Pertunjukkan cokek ini bisa berlangsung semalam suntuk
karena lamanya pertunjukkan tergantung pada banyaknya
permintaan lagu yang diajukan oleh para tamu.
3.1.3 Kostum Wayang Cokek
Berbagai aspek yang terdapat pada tari Cokek ini tidak
terlepaskan dari pengaruh-pengaruh Tionghoa, termasuk
kostum yang dikenakan wayang cokek. Wayang cokek
biasanya mengenakan baju kurung berbahan sutra dan
berwarna cerah yang juga merupakan pakaian-pakaian
sehari-hari wanita di Cina serta menggunakan celana
berbahan sutra dan berwarna cerah, seperti merah,
kuning, hijau dan ungu. Dalam masyarakat Tionghoa
sendiri, warna-warna ini memiliki makna khusus.
Warna merah melambangkan kebahagiaan, kehidupan,
kekuatan dan semangat. Masyarakat Tionghoa juga
percaya bahwa warna merah dapat menjauhkan diri
mereka dari gangguan setan. Dalam kepercayaan
masyarakat Tionghoa, warna kuning melambangkan
kekuasaan dan kemakmuran. Masyarakat Tionghoa juga
percaya bahwa warna hijau melambangkan kemurnian
dan kesucian. Sementara itu, warna ungu dalam
kepercayaan masyarakat Tiongha merupakan simbol dari
surga. Selain itu, ada juga yang mengenakan kebaya
encim, serta kain sebagai kostumnya. Disebut dengan
kebaya encim karena dahulu kebaya ini dikenakan oleh
para encim.

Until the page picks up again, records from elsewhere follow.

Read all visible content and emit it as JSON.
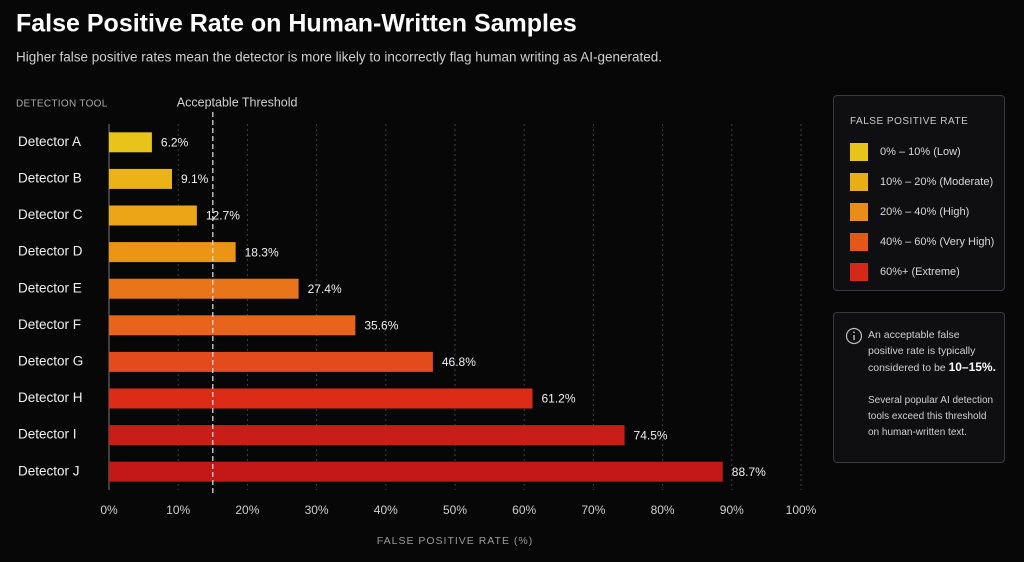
{
  "chart_data": {
    "type": "hbar",
    "title": "False Positive Rate on Human-Written Samples",
    "subtitle": "Higher false positive rates mean the detector is more likely to incorrectly flag human writing as AI-generated.",
    "y_axis_label": "DETECTION TOOL",
    "x_axis_label": "FALSE POSITIVE RATE (%)",
    "categories": [
      "Detector A",
      "Detector B",
      "Detector C",
      "Detector D",
      "Detector E",
      "Detector F",
      "Detector G",
      "Detector H",
      "Detector I",
      "Detector J"
    ],
    "values": [
      6.2,
      9.1,
      12.7,
      18.3,
      27.4,
      35.6,
      46.8,
      61.2,
      74.5,
      88.7
    ],
    "value_labels": [
      "6.2%",
      "9.1%",
      "12.7%",
      "18.3%",
      "27.4%",
      "35.6%",
      "46.8%",
      "61.2%",
      "74.5%",
      "88.7%"
    ],
    "colors": [
      "#e8c31a",
      "#eab417",
      "#eba516",
      "#ec9515",
      "#e9751a",
      "#e8641c",
      "#e44b1c",
      "#dc2c18",
      "#c91d1a",
      "#c21818"
    ],
    "xlim": [
      0,
      100
    ],
    "xticks": [
      {
        "value": 0,
        "label": "0%"
      },
      {
        "value": 10,
        "label": "10%"
      },
      {
        "value": 20,
        "label": "20%"
      },
      {
        "value": 30,
        "label": "30%"
      },
      {
        "value": 40,
        "label": "40%"
      },
      {
        "value": 50,
        "label": "50%"
      },
      {
        "value": 60,
        "label": "60%"
      },
      {
        "value": 70,
        "label": "70%"
      },
      {
        "value": 80,
        "label": "80%"
      },
      {
        "value": 90,
        "label": "90%"
      },
      {
        "value": 100,
        "label": "100%"
      }
    ],
    "grid": true,
    "threshold": {
      "label": "Acceptable Threshold",
      "value": 15
    },
    "legend": {
      "title": "FALSE POSITIVE RATE",
      "items": [
        {
          "label": "0% – 10% (Low)",
          "color": "#e8c31a"
        },
        {
          "label": "10% – 20% (Moderate)",
          "color": "#e9ae17"
        },
        {
          "label": "20% – 40% (High)",
          "color": "#e98c18"
        },
        {
          "label": "40% – 60% (Very High)",
          "color": "#e4561a"
        },
        {
          "label": "60%+ (Extreme)",
          "color": "#d42818"
        }
      ]
    },
    "note": {
      "text": "An acceptable false positive rate is typically considered to be",
      "emphasis": "10–15%.",
      "detail": "Several popular AI detection tools exceed this threshold on human-written text."
    }
  }
}
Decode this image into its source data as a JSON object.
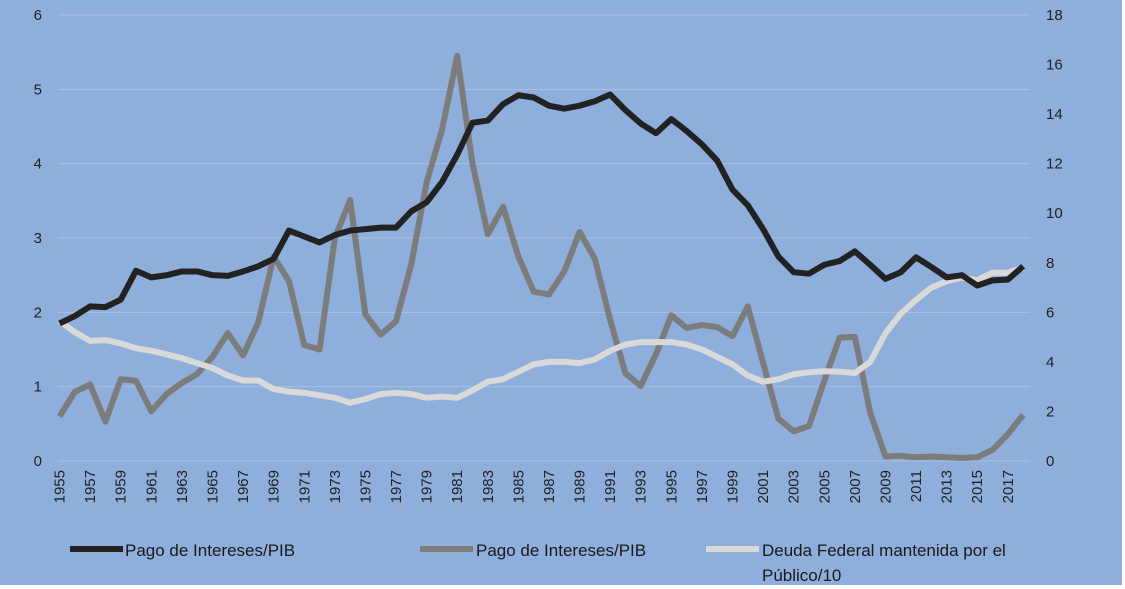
{
  "chart_data": {
    "type": "line",
    "title": "",
    "xlabel": "",
    "ylabel": "",
    "y2label": "",
    "grid": true,
    "legend_position": "bottom",
    "ylim": [
      0,
      6
    ],
    "y2lim": [
      0,
      18
    ],
    "yticks": [
      0,
      1,
      2,
      3,
      4,
      5,
      6
    ],
    "y2ticks": [
      0,
      2,
      4,
      6,
      8,
      10,
      12,
      14,
      16,
      18
    ],
    "x": [
      1955,
      1956,
      1957,
      1958,
      1959,
      1960,
      1961,
      1962,
      1963,
      1964,
      1965,
      1966,
      1967,
      1968,
      1969,
      1970,
      1971,
      1972,
      1973,
      1974,
      1975,
      1976,
      1977,
      1978,
      1979,
      1980,
      1981,
      1982,
      1983,
      1984,
      1985,
      1986,
      1987,
      1988,
      1989,
      1990,
      1991,
      1992,
      1993,
      1994,
      1995,
      1996,
      1997,
      1998,
      1999,
      2000,
      2001,
      2002,
      2003,
      2004,
      2005,
      2006,
      2007,
      2008,
      2009,
      2010,
      2011,
      2012,
      2013,
      2014,
      2015,
      2016,
      2017,
      2018
    ],
    "xtick_labels": [
      "1955",
      "1957",
      "1959",
      "1961",
      "1963",
      "1965",
      "1967",
      "1969",
      "1971",
      "1973",
      "1975",
      "1977",
      "1979",
      "1981",
      "1983",
      "1985",
      "1987",
      "1989",
      "1991",
      "1993",
      "1995",
      "1997",
      "1999",
      "2001",
      "2003",
      "2005",
      "2007",
      "2009",
      "2011",
      "2013",
      "2015",
      "2017"
    ],
    "series": [
      {
        "name": "Pago de Intereses/PIB",
        "axis": "left",
        "color": "#222222",
        "values": [
          1.85,
          1.95,
          2.08,
          2.07,
          2.17,
          2.56,
          2.47,
          2.5,
          2.55,
          2.55,
          2.5,
          2.49,
          2.55,
          2.62,
          2.72,
          3.1,
          3.02,
          2.94,
          3.04,
          3.1,
          3.12,
          3.14,
          3.14,
          3.36,
          3.48,
          3.75,
          4.12,
          4.55,
          4.58,
          4.8,
          4.92,
          4.89,
          4.78,
          4.74,
          4.78,
          4.84,
          4.93,
          4.72,
          4.54,
          4.41,
          4.6,
          4.44,
          4.26,
          4.04,
          3.65,
          3.44,
          3.12,
          2.75,
          2.54,
          2.52,
          2.64,
          2.69,
          2.82,
          2.64,
          2.45,
          2.54,
          2.74,
          2.61,
          2.47,
          2.5,
          2.36,
          2.43,
          2.44,
          2.62
        ]
      },
      {
        "name": "Pago de Intereses/PIB",
        "axis": "left",
        "color": "#7c7c7c",
        "values": [
          0.6,
          0.93,
          1.03,
          0.53,
          1.1,
          1.08,
          0.67,
          0.9,
          1.05,
          1.17,
          1.4,
          1.72,
          1.42,
          1.87,
          2.75,
          2.42,
          1.56,
          1.5,
          3.0,
          3.51,
          1.97,
          1.7,
          1.88,
          2.65,
          3.75,
          4.45,
          5.45,
          4.0,
          3.05,
          3.42,
          2.75,
          2.28,
          2.24,
          2.55,
          3.08,
          2.72,
          1.9,
          1.18,
          1.01,
          1.44,
          1.96,
          1.79,
          1.83,
          1.8,
          1.68,
          2.08,
          1.32,
          0.57,
          0.4,
          0.47,
          1.08,
          1.66,
          1.67,
          0.65,
          0.06,
          0.07,
          0.05,
          0.06,
          0.05,
          0.04,
          0.05,
          0.15,
          0.36,
          0.62
        ]
      },
      {
        "name": "Deuda Federal mantenida por el Público/10",
        "axis": "right",
        "color": "#d9d9d9",
        "values": [
          5.65,
          5.2,
          4.85,
          4.88,
          4.75,
          4.55,
          4.45,
          4.3,
          4.15,
          3.95,
          3.75,
          3.45,
          3.25,
          3.25,
          2.9,
          2.8,
          2.75,
          2.65,
          2.55,
          2.35,
          2.5,
          2.7,
          2.75,
          2.7,
          2.55,
          2.6,
          2.55,
          2.85,
          3.2,
          3.3,
          3.6,
          3.9,
          4.0,
          4.0,
          3.95,
          4.1,
          4.45,
          4.7,
          4.8,
          4.8,
          4.8,
          4.7,
          4.5,
          4.2,
          3.9,
          3.45,
          3.2,
          3.3,
          3.5,
          3.58,
          3.62,
          3.6,
          3.55,
          4.0,
          5.15,
          5.95,
          6.5,
          7.0,
          7.25,
          7.4,
          7.3,
          7.6,
          7.6,
          7.8
        ]
      }
    ]
  }
}
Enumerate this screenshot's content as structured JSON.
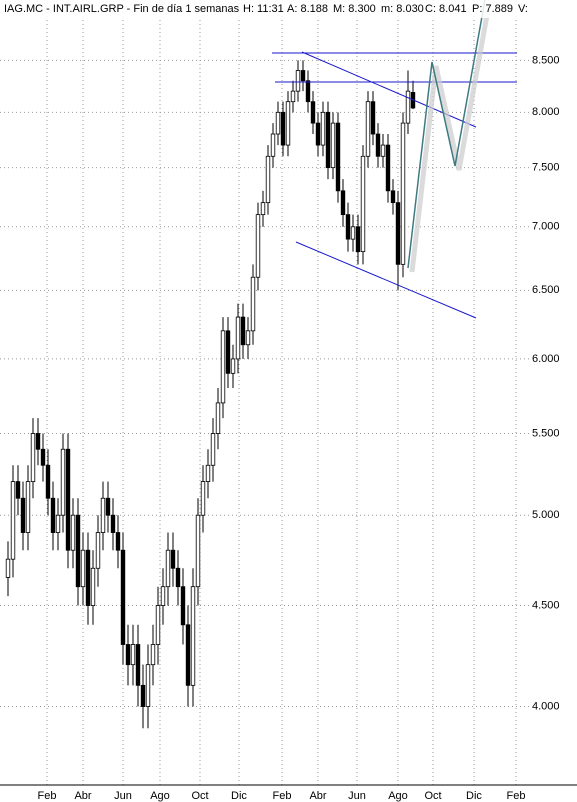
{
  "chart_data": {
    "type": "candlestick",
    "header": [
      "IAG.MC - INT.AIRL.GRP - Fin de día 1 semanas",
      "H: 11:31",
      "A: 8.188",
      "M: 8.300",
      "m: 8.030",
      "C: 8.041",
      "P: 7.889",
      "V:"
    ],
    "log_scale": true,
    "grid": true,
    "x": [
      0,
      1,
      2,
      3,
      4,
      5,
      6,
      7,
      8,
      9,
      10,
      11,
      12,
      13,
      14,
      15,
      16,
      17,
      18,
      19,
      20,
      21,
      22,
      23,
      24,
      25,
      26,
      27,
      28,
      29,
      30,
      31,
      32,
      33,
      34,
      35,
      36,
      37,
      38,
      39,
      40,
      41,
      42,
      43,
      44,
      45,
      46,
      47,
      48,
      49,
      50,
      51,
      52,
      53,
      54,
      55,
      56,
      57,
      58,
      59,
      60,
      61,
      62,
      63,
      64,
      65,
      66,
      67,
      68,
      69,
      70,
      71,
      72,
      73,
      74,
      75,
      76,
      77,
      78,
      79,
      80,
      81
    ],
    "open": [
      4.65,
      4.75,
      5.2,
      5.1,
      4.9,
      5.2,
      5.5,
      5.4,
      5.3,
      5.1,
      4.9,
      5.0,
      5.4,
      4.8,
      5.0,
      4.6,
      4.8,
      4.5,
      4.7,
      4.9,
      5.1,
      5.0,
      4.9,
      4.8,
      4.3,
      4.2,
      4.3,
      4.1,
      4.0,
      4.2,
      4.3,
      4.5,
      4.6,
      4.8,
      4.7,
      4.6,
      4.4,
      4.1,
      4.6,
      5.0,
      5.2,
      5.3,
      5.5,
      5.7,
      6.2,
      5.9,
      6.0,
      6.3,
      6.1,
      6.2,
      6.6,
      7.1,
      7.2,
      7.6,
      7.8,
      8.0,
      7.7,
      8.1,
      8.2,
      8.4,
      8.3,
      8.1,
      7.9,
      7.7,
      8.0,
      7.5,
      7.9,
      7.3,
      7.1,
      6.9,
      7.0,
      6.8,
      7.6,
      8.1,
      7.8,
      7.6,
      7.7,
      7.3,
      7.2,
      6.7,
      7.9,
      8.188
    ],
    "high": [
      4.85,
      5.3,
      5.3,
      5.2,
      5.3,
      5.6,
      5.6,
      5.5,
      5.4,
      5.2,
      5.1,
      5.5,
      5.5,
      5.1,
      5.1,
      4.9,
      4.9,
      4.8,
      5.0,
      5.2,
      5.2,
      5.1,
      5.0,
      4.9,
      4.4,
      4.4,
      4.4,
      4.2,
      4.3,
      4.4,
      4.6,
      4.7,
      4.9,
      4.9,
      4.8,
      4.7,
      4.5,
      4.7,
      5.1,
      5.3,
      5.4,
      5.6,
      5.8,
      6.3,
      6.3,
      6.1,
      6.4,
      6.4,
      6.3,
      6.7,
      7.2,
      7.3,
      7.7,
      7.9,
      8.1,
      8.1,
      8.2,
      8.3,
      8.5,
      8.5,
      8.4,
      8.2,
      8.0,
      8.1,
      8.1,
      8.0,
      8.0,
      7.4,
      7.2,
      7.1,
      7.1,
      7.7,
      8.2,
      8.2,
      7.9,
      7.8,
      7.8,
      7.4,
      7.3,
      8.0,
      8.4,
      8.3
    ],
    "low": [
      4.55,
      4.65,
      5.0,
      4.8,
      4.8,
      5.1,
      5.3,
      5.2,
      5.0,
      4.8,
      4.8,
      4.9,
      4.7,
      4.7,
      4.5,
      4.5,
      4.4,
      4.4,
      4.6,
      4.8,
      4.9,
      4.8,
      4.7,
      4.2,
      4.1,
      4.1,
      4.0,
      3.9,
      3.9,
      4.1,
      4.2,
      4.4,
      4.5,
      4.6,
      4.5,
      4.3,
      4.0,
      4.0,
      4.5,
      4.9,
      5.1,
      5.2,
      5.4,
      5.6,
      5.8,
      5.8,
      5.9,
      6.0,
      6.0,
      6.1,
      6.5,
      7.0,
      7.1,
      7.5,
      7.7,
      7.6,
      7.6,
      8.0,
      8.1,
      8.2,
      8.0,
      7.8,
      7.6,
      7.6,
      7.4,
      7.4,
      7.2,
      7.0,
      6.8,
      6.8,
      6.7,
      6.7,
      7.5,
      7.7,
      7.5,
      7.5,
      7.2,
      7.1,
      6.5,
      6.6,
      7.8,
      8.03
    ],
    "close": [
      4.75,
      5.2,
      5.1,
      4.9,
      5.2,
      5.5,
      5.4,
      5.3,
      5.1,
      4.9,
      5.0,
      5.4,
      4.8,
      5.0,
      4.6,
      4.8,
      4.5,
      4.7,
      4.9,
      5.1,
      5.0,
      4.9,
      4.8,
      4.3,
      4.2,
      4.3,
      4.1,
      4.0,
      4.2,
      4.3,
      4.5,
      4.6,
      4.8,
      4.7,
      4.6,
      4.4,
      4.1,
      4.6,
      5.0,
      5.2,
      5.3,
      5.5,
      5.7,
      6.2,
      5.9,
      6.0,
      6.3,
      6.1,
      6.2,
      6.6,
      7.1,
      7.2,
      7.6,
      7.8,
      8.0,
      7.7,
      8.1,
      8.2,
      8.4,
      8.3,
      8.1,
      7.9,
      7.7,
      8.0,
      7.5,
      7.9,
      7.3,
      7.1,
      6.9,
      7.0,
      6.8,
      7.6,
      8.1,
      7.8,
      7.6,
      7.7,
      7.3,
      7.2,
      6.7,
      7.9,
      8.2,
      8.041
    ],
    "xlim": [
      -1.6,
      104.4
    ],
    "xticks": [
      {
        "value": 7.8,
        "label": "Feb"
      },
      {
        "value": 15,
        "label": "Abr"
      },
      {
        "value": 23,
        "label": "Jun"
      },
      {
        "value": 30.4,
        "label": "Ago"
      },
      {
        "value": 38.4,
        "label": "Oct"
      },
      {
        "value": 46.2,
        "label": "Dic"
      },
      {
        "value": 54.8,
        "label": "Feb"
      },
      {
        "value": 62,
        "label": "Abr"
      },
      {
        "value": 69.8,
        "label": "Jun"
      },
      {
        "value": 78,
        "label": "Ago"
      },
      {
        "value": 85,
        "label": "Oct"
      },
      {
        "value": 93.2,
        "label": "Dic"
      },
      {
        "value": 101.6,
        "label": "Feb"
      }
    ],
    "ylim": [
      3.65,
      9.12
    ],
    "yticks": [
      {
        "value": 4,
        "label": "4.000"
      },
      {
        "value": 4.5,
        "label": "4.500"
      },
      {
        "value": 5,
        "label": "5.000"
      },
      {
        "value": 5.5,
        "label": "5.500"
      },
      {
        "value": 6,
        "label": "6.000"
      },
      {
        "value": 6.5,
        "label": "6.500"
      },
      {
        "value": 7,
        "label": "7.000"
      },
      {
        "value": 7.5,
        "label": "7.500"
      },
      {
        "value": 8,
        "label": "8.000"
      },
      {
        "value": 8.5,
        "label": "8.500"
      }
    ]
  }
}
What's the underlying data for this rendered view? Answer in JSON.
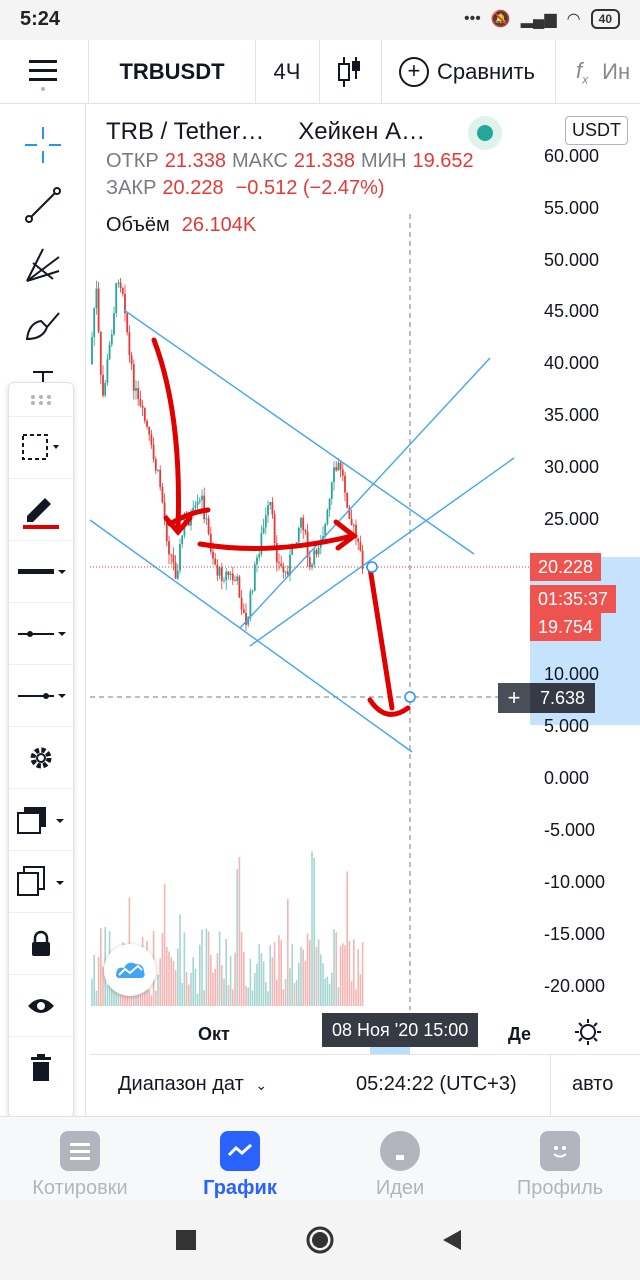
{
  "status_bar": {
    "time": "5:24",
    "battery": "40"
  },
  "toolbar": {
    "symbol": "TRBUSDT",
    "interval": "4Ч",
    "compare_label": "Сравнить",
    "indicators_label": "Ин"
  },
  "legend": {
    "title": "TRB / Tether…",
    "chart_style": "Хейкен А…",
    "open_label": "ОТКР",
    "open": "21.338",
    "high_label": "МАКС",
    "high": "21.338",
    "low_label": "МИН",
    "low": "19.652",
    "close_label": "ЗАКР",
    "close": "20.228",
    "change": "−0.512 (−2.47%)",
    "volume_label": "Объём",
    "volume": "26.104K"
  },
  "currency": "USDT",
  "price_axis": {
    "ticks": [
      "60.000",
      "55.000",
      "50.000",
      "45.000",
      "40.000",
      "35.000",
      "30.000",
      "25.000",
      "20.228",
      "10.000",
      "5.000",
      "0.000",
      "-5.000",
      "-10.000",
      "-15.000",
      "-20.000"
    ]
  },
  "price_tags": {
    "last_price": "20.228",
    "countdown": "01:35:37",
    "prev_price": "19.754",
    "crosshair_price": "7.638"
  },
  "time_axis": {
    "labels": [
      "Окт",
      "Де"
    ],
    "crosshair_time": "08 Ноя '20   15:00"
  },
  "range_bar": {
    "date_range": "Диапазон дат",
    "clock": "05:24:22 (UTC+3)",
    "auto": "авто"
  },
  "tabs": [
    {
      "label": "Котировки",
      "icon": "list-icon"
    },
    {
      "label": "График",
      "icon": "chart-icon"
    },
    {
      "label": "Идеи",
      "icon": "lightbulb-icon"
    },
    {
      "label": "Профиль",
      "icon": "smiley-icon"
    }
  ],
  "colors": {
    "accent": "#2962ff",
    "down": "#e53935",
    "up": "#26a69a",
    "trendline": "#42a5f5",
    "annotation": "#e00000"
  }
}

Encim merupakan bahasa Hokkian untuk
panggilan wanita Tionghoa yang dituakan. Biasanya
kebaya encim ini dipadukan dengan kain batik pesisir.
Batik pesisir ini pun mendapat pengaruh kuat dari
kebudayaan masyarakat Tionghoa. Ragam motif batik ini
biasanya bunga, burung hong dan naga. Ragam motif
batik pesisir ini mirip dengan ragam hias pada pakaian-
pakaian zaman Dinasti Tang. Ragam hias fauna yang
sering keluar pada batik pesisir adalah naga, dalam
kepercayaan masyarakat Tionghoa, naga adalah lambang
keagungan, kekuasaan dan keberuntungan.6 Selain itu,
wayang cokek juga mengenakan cukin (selendang) atau
dalam bahasa Mandarin disebut juga pījīn (披巾), yang
berwarna cerah dan menjadi salah satu ciri khas wayang
cokek yang tak terpisahkan.
Rambut wayang cokek biasanya disanggul kecil dan
menggunakan aksesoris kepala berupa kembang goyang
dan burung hong. Burung hong atau dalam bahasa
Mandarin disebut Fènghuáng (凤凰), dalam kepercayaan
masyarakat Tionghoa merupakan sebuah lambang untuk
kebahagiaan dan kemakmuran. Apabila diamati lebih
jauh lagi aksesoris kepala yang dikenakan oleh penari
cokek merupakan aksesoris kepala yang biasa dikenakan
oleh wanita-wanita Cina pada zaman dahulu. Hal ini
tertulis dalam dalam Rangkaian Sejarah Dinasti Song,
bagian Catatan Perjalanan, “pada tahun ke-6 di bawah
pimpinan Kaisar Yuanjia dari Dinasti Song, para wanita
sudah mengikatkan rambutnya.... Kepala mereka pun
dihiasi dengan beragam penjepit rambut.” Selanjutnya,
pada dinasti Ming dan Qing, aksesoris rambut yang
berbentuk bunga krisan, teratai, kupu-kupu dan burung
hong yang biasa disebut jī (笄) dan bùyáo (步摇) ini,
bagi wanita Cina menjadi simbol kelas sosial mereka.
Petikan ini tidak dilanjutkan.